An der rechten Wand steht eine braune Ledercouch, davor ein niedriger Holztisch mit kleinen Papierstapeln. Von den Fenstern herab hängen lange, bis zum Boden reichende Vorhänge in dunklem Rapport. Auf der linken Seite sind mit Büchern bestückte Regale in die Wand eingelassen. Dazwischen ein Kamin – eingefasst in Holz, umrandet von roten Kacheln – in dem ein Feuer vor sich hin flackert. Die alten Holzdielen bedeckt ein Teppich in rot-grau floralem Muster. Im übrigen Raum verteilen sich Sessel, kleinere Schränke und Tische, die als Ablagefläche verschiedenster Gegenstände dienen. Ein ganz gewöhnliches Wohn- und Arbeitszimmer …

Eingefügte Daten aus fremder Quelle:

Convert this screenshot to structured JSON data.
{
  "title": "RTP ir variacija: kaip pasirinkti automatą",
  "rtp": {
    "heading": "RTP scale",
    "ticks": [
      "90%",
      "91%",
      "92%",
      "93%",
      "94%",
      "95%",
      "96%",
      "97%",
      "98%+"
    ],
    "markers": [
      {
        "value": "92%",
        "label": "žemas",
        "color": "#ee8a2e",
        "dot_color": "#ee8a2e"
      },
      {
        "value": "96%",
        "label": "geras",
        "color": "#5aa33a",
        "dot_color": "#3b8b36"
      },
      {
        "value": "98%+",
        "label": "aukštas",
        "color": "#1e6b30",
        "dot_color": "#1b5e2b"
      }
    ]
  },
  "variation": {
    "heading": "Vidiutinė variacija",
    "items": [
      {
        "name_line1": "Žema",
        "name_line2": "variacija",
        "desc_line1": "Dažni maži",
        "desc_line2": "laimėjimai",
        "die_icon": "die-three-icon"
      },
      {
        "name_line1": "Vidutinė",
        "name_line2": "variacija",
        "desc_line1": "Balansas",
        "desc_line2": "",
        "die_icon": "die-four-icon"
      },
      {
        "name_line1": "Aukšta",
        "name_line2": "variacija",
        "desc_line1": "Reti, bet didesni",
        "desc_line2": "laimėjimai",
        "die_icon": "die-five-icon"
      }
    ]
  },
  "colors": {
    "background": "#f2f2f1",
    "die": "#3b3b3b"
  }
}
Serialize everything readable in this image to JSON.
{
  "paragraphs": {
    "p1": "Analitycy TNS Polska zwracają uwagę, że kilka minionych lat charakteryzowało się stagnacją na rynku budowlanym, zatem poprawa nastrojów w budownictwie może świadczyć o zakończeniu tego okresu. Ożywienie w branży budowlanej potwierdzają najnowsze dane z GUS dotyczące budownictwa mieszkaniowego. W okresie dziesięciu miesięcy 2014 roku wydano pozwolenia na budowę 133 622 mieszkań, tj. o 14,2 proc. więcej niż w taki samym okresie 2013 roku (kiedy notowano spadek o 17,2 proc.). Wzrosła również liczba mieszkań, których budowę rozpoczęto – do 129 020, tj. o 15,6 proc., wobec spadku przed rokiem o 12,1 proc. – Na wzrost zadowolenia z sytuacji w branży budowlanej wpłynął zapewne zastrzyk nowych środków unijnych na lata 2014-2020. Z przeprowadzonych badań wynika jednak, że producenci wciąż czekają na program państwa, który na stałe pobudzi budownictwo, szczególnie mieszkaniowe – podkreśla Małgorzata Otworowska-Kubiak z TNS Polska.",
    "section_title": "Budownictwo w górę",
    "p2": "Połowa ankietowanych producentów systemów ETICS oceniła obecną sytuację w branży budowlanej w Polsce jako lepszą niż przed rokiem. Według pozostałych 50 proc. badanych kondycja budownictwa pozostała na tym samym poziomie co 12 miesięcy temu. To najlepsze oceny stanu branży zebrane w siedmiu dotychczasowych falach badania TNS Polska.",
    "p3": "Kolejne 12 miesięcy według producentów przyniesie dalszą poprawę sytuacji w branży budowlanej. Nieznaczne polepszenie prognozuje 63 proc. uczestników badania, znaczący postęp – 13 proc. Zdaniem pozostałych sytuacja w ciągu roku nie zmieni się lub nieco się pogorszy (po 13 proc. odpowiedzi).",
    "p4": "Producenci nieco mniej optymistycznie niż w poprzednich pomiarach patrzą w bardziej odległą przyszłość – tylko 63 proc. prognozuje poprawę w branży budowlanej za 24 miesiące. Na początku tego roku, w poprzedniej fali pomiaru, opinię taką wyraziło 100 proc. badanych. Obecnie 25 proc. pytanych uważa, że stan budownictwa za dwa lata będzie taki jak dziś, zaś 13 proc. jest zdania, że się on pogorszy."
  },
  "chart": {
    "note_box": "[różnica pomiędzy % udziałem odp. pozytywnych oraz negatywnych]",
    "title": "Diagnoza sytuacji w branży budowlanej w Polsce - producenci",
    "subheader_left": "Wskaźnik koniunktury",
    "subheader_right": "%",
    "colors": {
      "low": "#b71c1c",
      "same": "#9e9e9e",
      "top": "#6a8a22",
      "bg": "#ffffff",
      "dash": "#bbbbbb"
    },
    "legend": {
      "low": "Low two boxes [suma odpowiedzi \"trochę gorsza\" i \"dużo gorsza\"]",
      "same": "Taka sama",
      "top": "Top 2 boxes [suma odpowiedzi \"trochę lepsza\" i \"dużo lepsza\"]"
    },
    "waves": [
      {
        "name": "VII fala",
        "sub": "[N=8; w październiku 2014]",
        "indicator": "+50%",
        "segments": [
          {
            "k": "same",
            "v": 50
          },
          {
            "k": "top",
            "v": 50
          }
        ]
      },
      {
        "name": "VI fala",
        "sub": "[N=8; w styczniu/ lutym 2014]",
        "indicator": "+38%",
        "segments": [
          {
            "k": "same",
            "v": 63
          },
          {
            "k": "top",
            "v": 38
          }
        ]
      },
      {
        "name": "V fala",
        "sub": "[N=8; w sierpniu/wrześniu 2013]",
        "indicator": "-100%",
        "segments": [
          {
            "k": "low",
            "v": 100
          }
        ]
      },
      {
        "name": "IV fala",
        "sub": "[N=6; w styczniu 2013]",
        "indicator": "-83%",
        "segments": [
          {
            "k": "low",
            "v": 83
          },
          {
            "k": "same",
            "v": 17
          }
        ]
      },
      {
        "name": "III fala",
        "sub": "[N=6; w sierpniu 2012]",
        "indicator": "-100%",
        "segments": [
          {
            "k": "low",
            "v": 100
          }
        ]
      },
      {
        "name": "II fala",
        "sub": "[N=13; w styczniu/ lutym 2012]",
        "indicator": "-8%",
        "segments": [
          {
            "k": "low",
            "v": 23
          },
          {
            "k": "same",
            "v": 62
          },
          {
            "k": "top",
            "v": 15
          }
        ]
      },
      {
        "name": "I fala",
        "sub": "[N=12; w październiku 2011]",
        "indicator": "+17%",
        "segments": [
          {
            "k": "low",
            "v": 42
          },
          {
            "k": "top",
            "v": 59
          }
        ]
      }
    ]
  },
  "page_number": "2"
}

Ein ganz gewöhnliches Wohn- und Arbeitszimmer? Und überhaupt: Wessen Wohn- und Arbeitszimmer? Wir sind in London, in der 221B Baker Street, im Jahr 2010. Das Zimmer ist der Lebensmittelpunkt von Sherlock. Sherlock Holmes. DER Sherlock Holmes. Nicht in den Büchern von Sir Arthur Conan Doyle, sondern in der ersten Folge der erfolgreichen BBC- Fernsehserie „Sherlock“. In diesem Zimmer ruht er sich aus, hier sinniert er, denkt nach, und kombiniert die Fakten. Hier trinkt er Tee und berät sich mit seinem Assistenten Dr. Watson. Es ist bescheiden eingerichtet, keineswegs pompös, aber dennoch ungewöhnlich …
Quelle: HartswoodfilmsWas auffällt? Zwei Dinge: die Abwesenheit eines TV-Gerätes und die Wände. Nun, einer wie Sherlock Holmes braucht keine Unterhaltung, die beschert ihm sein Alltag zur Genüge. Sein zum Beruf gewordenes Leben bietet ihm ausreichend Erlebnisse.

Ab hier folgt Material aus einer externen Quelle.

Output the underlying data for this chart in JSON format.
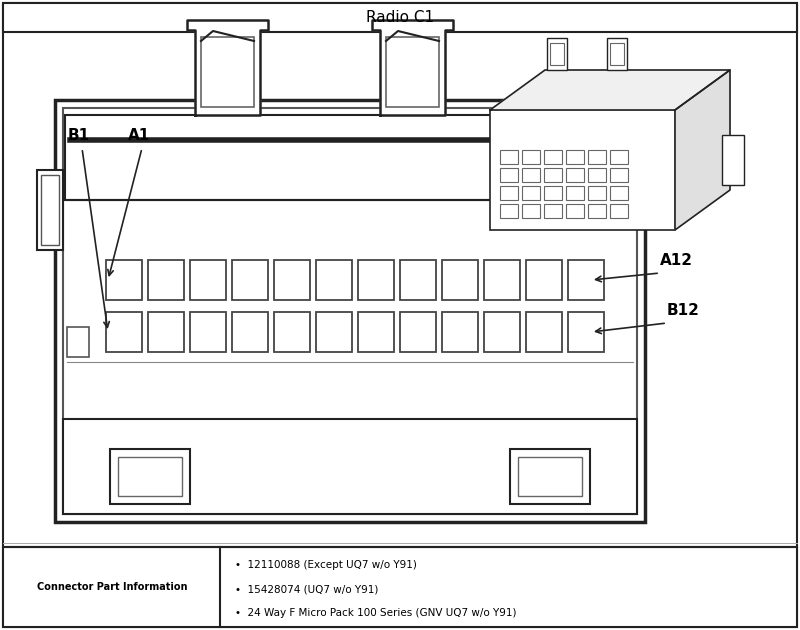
{
  "title": "Radio C1",
  "bullet_items": [
    "12110088 (Except UQ7 w/o Y91)",
    "15428074 (UQ7 w/o Y91)",
    "24 Way F Micro Pack 100 Series (GNV UQ7 w/o Y91)"
  ],
  "bottom_left_label": "Connector Part Information",
  "lc": "#222222",
  "fc_white": "#ffffff",
  "fc_light": "#f5f5f5"
}
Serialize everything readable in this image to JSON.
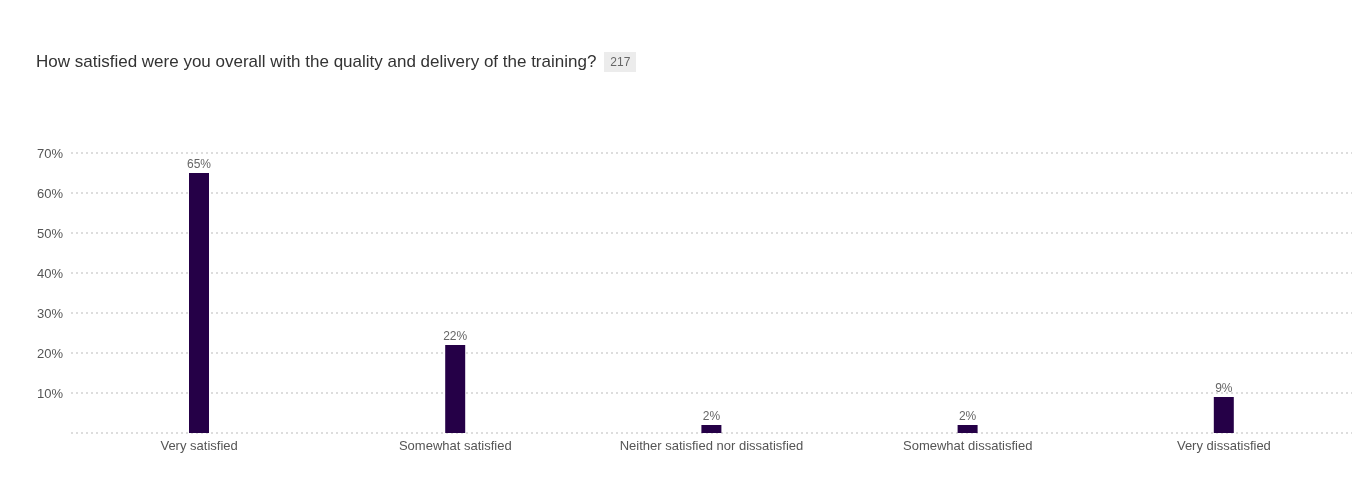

Und die Wandgestaltung? Was soll sie dem Zuschauer über die Psyche eines Raumes, einer Filmfigur, eines Charakters unterbewusst vermitteln? Erst die dunkelbraun gemusterte Tapete mit großen floralen Barockornamenten auf hellem Hintergrund verleiht dem Raum eine markante, aber dennoch dezente Eleganz – ein zeitgenössisches Muster mit historischen Referenzen. Organische Blätter- und Blütenformen, einfarbig und sehr reduziert, ranken sich die Wand entlang nach oben. Sie funktionieren gleichermaßen als Positiv und Negativ. Wie auch Sherlock: engagierter Aufklärer und narzisstischer Egozentriker zugleich.

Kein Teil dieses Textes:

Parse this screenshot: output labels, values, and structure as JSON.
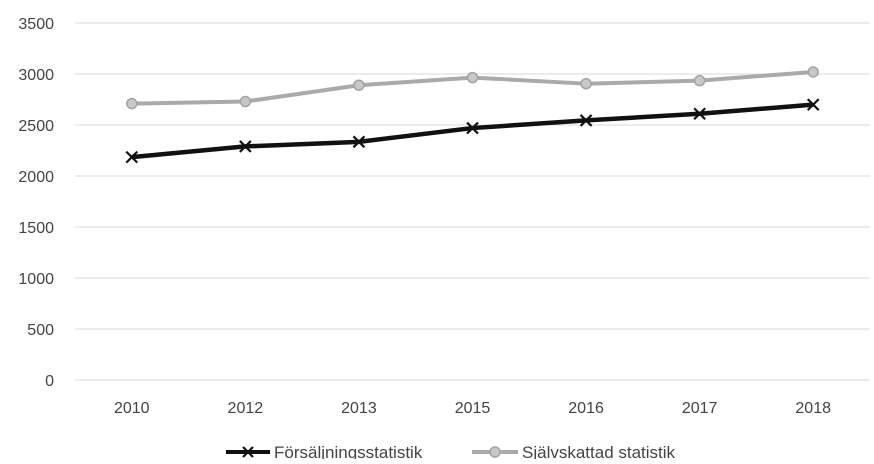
{
  "chart_data": {
    "type": "line",
    "categories": [
      "2010",
      "2012",
      "2013",
      "2015",
      "2016",
      "2017",
      "2018"
    ],
    "ylim": [
      0,
      3500
    ],
    "y_ticks": [
      0,
      500,
      1000,
      1500,
      2000,
      2500,
      3000,
      3500
    ],
    "grid": "horizontal",
    "legend_position": "bottom",
    "series": [
      {
        "name": "Försäljningsstatistik",
        "color": "#111111",
        "marker": "x-cross",
        "values": [
          2185,
          2290,
          2335,
          2470,
          2545,
          2610,
          2700
        ]
      },
      {
        "name": "Självskattad statistik",
        "color": "#aaaaaa",
        "marker": "circle",
        "values": [
          2710,
          2730,
          2890,
          2965,
          2905,
          2935,
          3020
        ]
      }
    ]
  }
}
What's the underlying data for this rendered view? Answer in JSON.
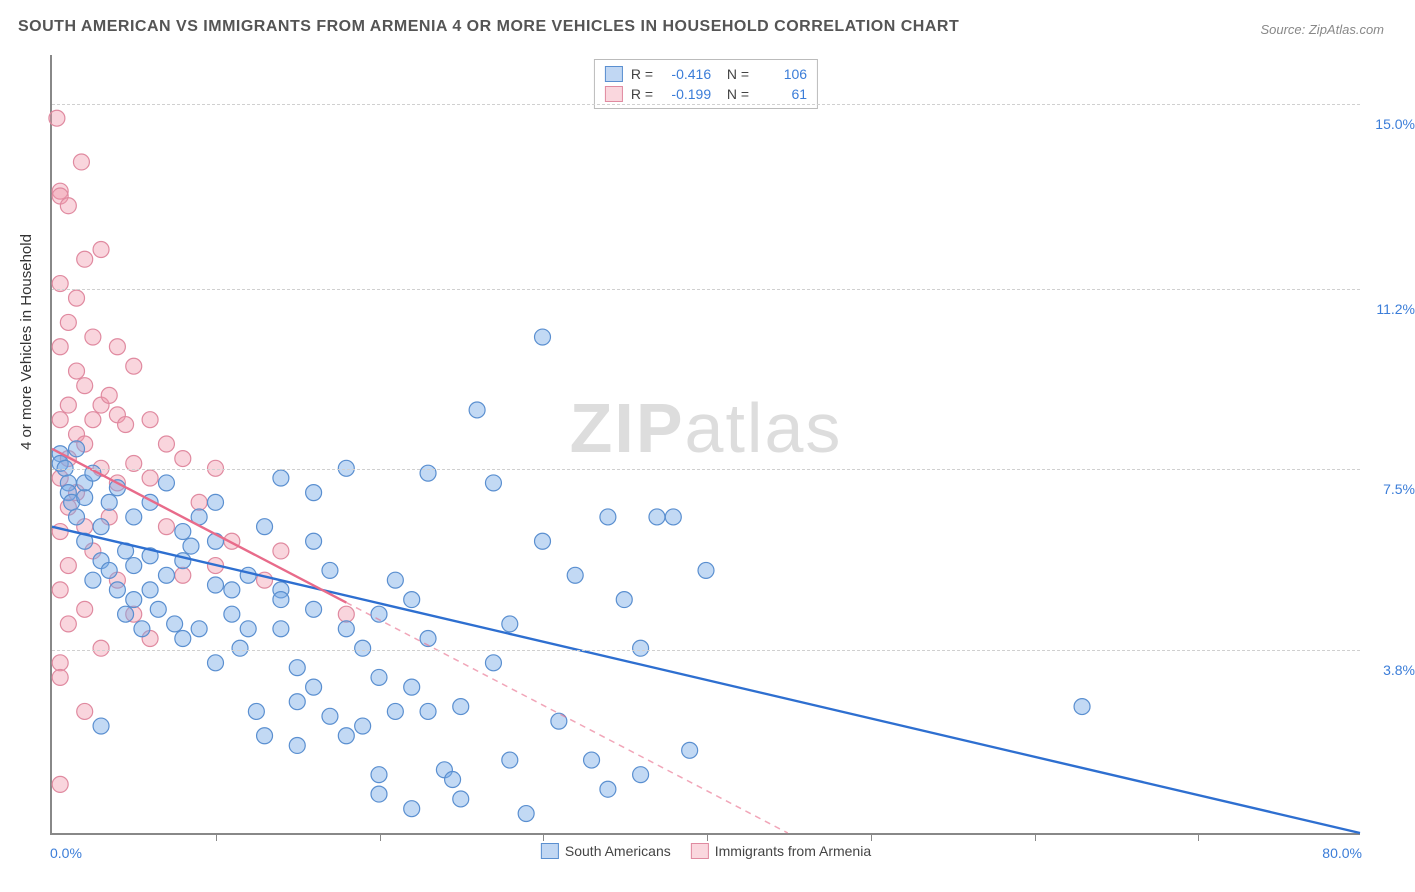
{
  "title": "SOUTH AMERICAN VS IMMIGRANTS FROM ARMENIA 4 OR MORE VEHICLES IN HOUSEHOLD CORRELATION CHART",
  "source": "Source: ZipAtlas.com",
  "watermark_bold": "ZIP",
  "watermark_light": "atlas",
  "ylabel": "4 or more Vehicles in Household",
  "chart": {
    "type": "scatter",
    "xlim": [
      0,
      80
    ],
    "ylim": [
      0,
      16
    ],
    "xaxis_min_label": "0.0%",
    "xaxis_max_label": "80.0%",
    "ytick_labels": [
      "3.8%",
      "7.5%",
      "11.2%",
      "15.0%"
    ],
    "ytick_values": [
      3.8,
      7.5,
      11.2,
      15.0
    ],
    "xtick_values": [
      10,
      20,
      30,
      40,
      50,
      60,
      70
    ],
    "grid_color": "#d0d0d0",
    "background_color": "#ffffff",
    "axis_color": "#888888",
    "tick_label_color": "#3b7dd8",
    "marker_radius": 8,
    "marker_stroke_width": 1.2,
    "trend_line_width": 2.4,
    "series": [
      {
        "name": "South Americans",
        "key": "south_americans",
        "fill": "rgba(120,170,230,0.45)",
        "stroke": "#5a8fd0",
        "line_color": "#2e6fd0",
        "line_dashed": false,
        "R": "-0.416",
        "N": "106",
        "trend": {
          "x1": 0,
          "y1": 6.3,
          "x2": 80,
          "y2": 0.0
        },
        "points": [
          [
            0.5,
            7.8
          ],
          [
            0.5,
            7.6
          ],
          [
            0.8,
            7.5
          ],
          [
            1,
            7.2
          ],
          [
            1,
            7.0
          ],
          [
            1.5,
            7.9
          ],
          [
            1.2,
            6.8
          ],
          [
            1.5,
            6.5
          ],
          [
            2,
            6.9
          ],
          [
            2,
            7.2
          ],
          [
            2,
            6.0
          ],
          [
            2.5,
            7.4
          ],
          [
            2.5,
            5.2
          ],
          [
            3,
            6.3
          ],
          [
            3,
            5.6
          ],
          [
            3,
            2.2
          ],
          [
            3.5,
            6.8
          ],
          [
            3.5,
            5.4
          ],
          [
            4,
            7.1
          ],
          [
            4,
            5.0
          ],
          [
            4.5,
            5.8
          ],
          [
            4.5,
            4.5
          ],
          [
            5,
            6.5
          ],
          [
            5,
            5.5
          ],
          [
            5,
            4.8
          ],
          [
            5.5,
            4.2
          ],
          [
            6,
            6.8
          ],
          [
            6,
            5.7
          ],
          [
            6,
            5.0
          ],
          [
            6.5,
            4.6
          ],
          [
            7,
            7.2
          ],
          [
            7,
            5.3
          ],
          [
            7.5,
            4.3
          ],
          [
            8,
            6.2
          ],
          [
            8,
            5.6
          ],
          [
            8,
            4.0
          ],
          [
            8.5,
            5.9
          ],
          [
            9,
            6.5
          ],
          [
            9,
            4.2
          ],
          [
            10,
            6.8
          ],
          [
            10,
            6.0
          ],
          [
            10,
            5.1
          ],
          [
            10,
            3.5
          ],
          [
            11,
            5.0
          ],
          [
            11,
            4.5
          ],
          [
            11.5,
            3.8
          ],
          [
            12,
            5.3
          ],
          [
            12,
            4.2
          ],
          [
            12.5,
            2.5
          ],
          [
            13,
            6.3
          ],
          [
            13,
            2.0
          ],
          [
            14,
            7.3
          ],
          [
            14,
            5.0
          ],
          [
            14,
            4.2
          ],
          [
            14,
            4.8
          ],
          [
            15,
            3.4
          ],
          [
            15,
            2.7
          ],
          [
            15,
            1.8
          ],
          [
            16,
            7.0
          ],
          [
            16,
            4.6
          ],
          [
            16,
            3.0
          ],
          [
            17,
            5.4
          ],
          [
            17,
            2.4
          ],
          [
            18,
            7.5
          ],
          [
            18,
            4.2
          ],
          [
            18,
            2.0
          ],
          [
            19,
            3.8
          ],
          [
            19,
            2.2
          ],
          [
            20,
            4.5
          ],
          [
            20,
            3.2
          ],
          [
            20,
            1.2
          ],
          [
            20,
            0.8
          ],
          [
            21,
            5.2
          ],
          [
            21,
            2.5
          ],
          [
            22,
            3.0
          ],
          [
            22,
            0.5
          ],
          [
            23,
            7.4
          ],
          [
            23,
            4.0
          ],
          [
            23,
            2.5
          ],
          [
            24,
            1.3
          ],
          [
            24.5,
            1.1
          ],
          [
            25,
            2.6
          ],
          [
            25,
            0.7
          ],
          [
            26,
            8.7
          ],
          [
            27,
            7.2
          ],
          [
            27,
            3.5
          ],
          [
            28,
            4.3
          ],
          [
            28,
            1.5
          ],
          [
            29,
            0.4
          ],
          [
            30,
            6.0
          ],
          [
            31,
            2.3
          ],
          [
            32,
            5.3
          ],
          [
            33,
            1.5
          ],
          [
            34,
            6.5
          ],
          [
            35,
            4.8
          ],
          [
            36,
            3.8
          ],
          [
            37,
            6.5
          ],
          [
            38,
            6.5
          ],
          [
            39,
            1.7
          ],
          [
            40,
            5.4
          ],
          [
            30,
            10.2
          ],
          [
            34,
            0.9
          ],
          [
            36,
            1.2
          ],
          [
            63,
            2.6
          ],
          [
            22,
            4.8
          ],
          [
            16,
            6.0
          ]
        ]
      },
      {
        "name": "Immigrants from Armenia",
        "key": "immigrants_armenia",
        "fill": "rgba(240,150,170,0.40)",
        "stroke": "#e08aa0",
        "line_color": "#e86b8a",
        "line_dashed": true,
        "dashed_from_x": 18,
        "R": "-0.199",
        "N": "61",
        "trend": {
          "x1": 0,
          "y1": 7.9,
          "x2": 45,
          "y2": 0.0
        },
        "points": [
          [
            0.3,
            14.7
          ],
          [
            0.5,
            13.2
          ],
          [
            0.5,
            13.1
          ],
          [
            0.5,
            11.3
          ],
          [
            0.5,
            10.0
          ],
          [
            0.5,
            8.5
          ],
          [
            0.5,
            7.3
          ],
          [
            0.5,
            6.2
          ],
          [
            0.5,
            5.0
          ],
          [
            0.5,
            3.5
          ],
          [
            0.5,
            3.2
          ],
          [
            0.5,
            1.0
          ],
          [
            1,
            12.9
          ],
          [
            1,
            10.5
          ],
          [
            1,
            8.8
          ],
          [
            1,
            7.7
          ],
          [
            1,
            6.7
          ],
          [
            1,
            5.5
          ],
          [
            1,
            4.3
          ],
          [
            1.5,
            11.0
          ],
          [
            1.5,
            9.5
          ],
          [
            1.5,
            8.2
          ],
          [
            1.5,
            7.0
          ],
          [
            1.8,
            13.8
          ],
          [
            2,
            11.8
          ],
          [
            2,
            9.2
          ],
          [
            2,
            8.0
          ],
          [
            2,
            6.3
          ],
          [
            2,
            4.6
          ],
          [
            2,
            2.5
          ],
          [
            2.5,
            10.2
          ],
          [
            2.5,
            8.5
          ],
          [
            2.5,
            5.8
          ],
          [
            3,
            12.0
          ],
          [
            3,
            8.8
          ],
          [
            3,
            7.5
          ],
          [
            3,
            3.8
          ],
          [
            3.5,
            9.0
          ],
          [
            3.5,
            6.5
          ],
          [
            4,
            10.0
          ],
          [
            4,
            8.6
          ],
          [
            4,
            7.2
          ],
          [
            4,
            5.2
          ],
          [
            4.5,
            8.4
          ],
          [
            5,
            9.6
          ],
          [
            5,
            7.6
          ],
          [
            5,
            4.5
          ],
          [
            6,
            8.5
          ],
          [
            6,
            7.3
          ],
          [
            6,
            4.0
          ],
          [
            7,
            8.0
          ],
          [
            7,
            6.3
          ],
          [
            8,
            7.7
          ],
          [
            8,
            5.3
          ],
          [
            9,
            6.8
          ],
          [
            10,
            7.5
          ],
          [
            10,
            5.5
          ],
          [
            11,
            6.0
          ],
          [
            13,
            5.2
          ],
          [
            14,
            5.8
          ],
          [
            18,
            4.5
          ]
        ]
      }
    ],
    "legend_bottom": [
      {
        "label": "South Americans",
        "swatch": "blue"
      },
      {
        "label": "Immigrants from Armenia",
        "swatch": "pink"
      }
    ]
  }
}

Quelle: HartswoodfilmsIm Film erscheint der Raum oft in Abend- und Nachtszenen, gehüllt in gedimmtes Licht, das Ruhe und Gemütlichkeit ausstrahlt. Die vielen Holzmöbel und dunklen Objekte reflektieren zudem kaum natürlich Licht, was ihn auch tagsüber recht dunkel wirken lässt. Die Tapete fügt sich dabei in das Ensemble aller übrigen Raumelemente: Sie ist nicht aufdringlich, aber sie fällt auf. Das Unscheinbare wird zum Selbstverständlichen. Aber: eine andere Tapete erzählt auch eine andere Geschichte, versetzt einen in eine andere Zeit und eine andere Stimmung. Diese hier ist ganz nach Sherlocks Geschmack.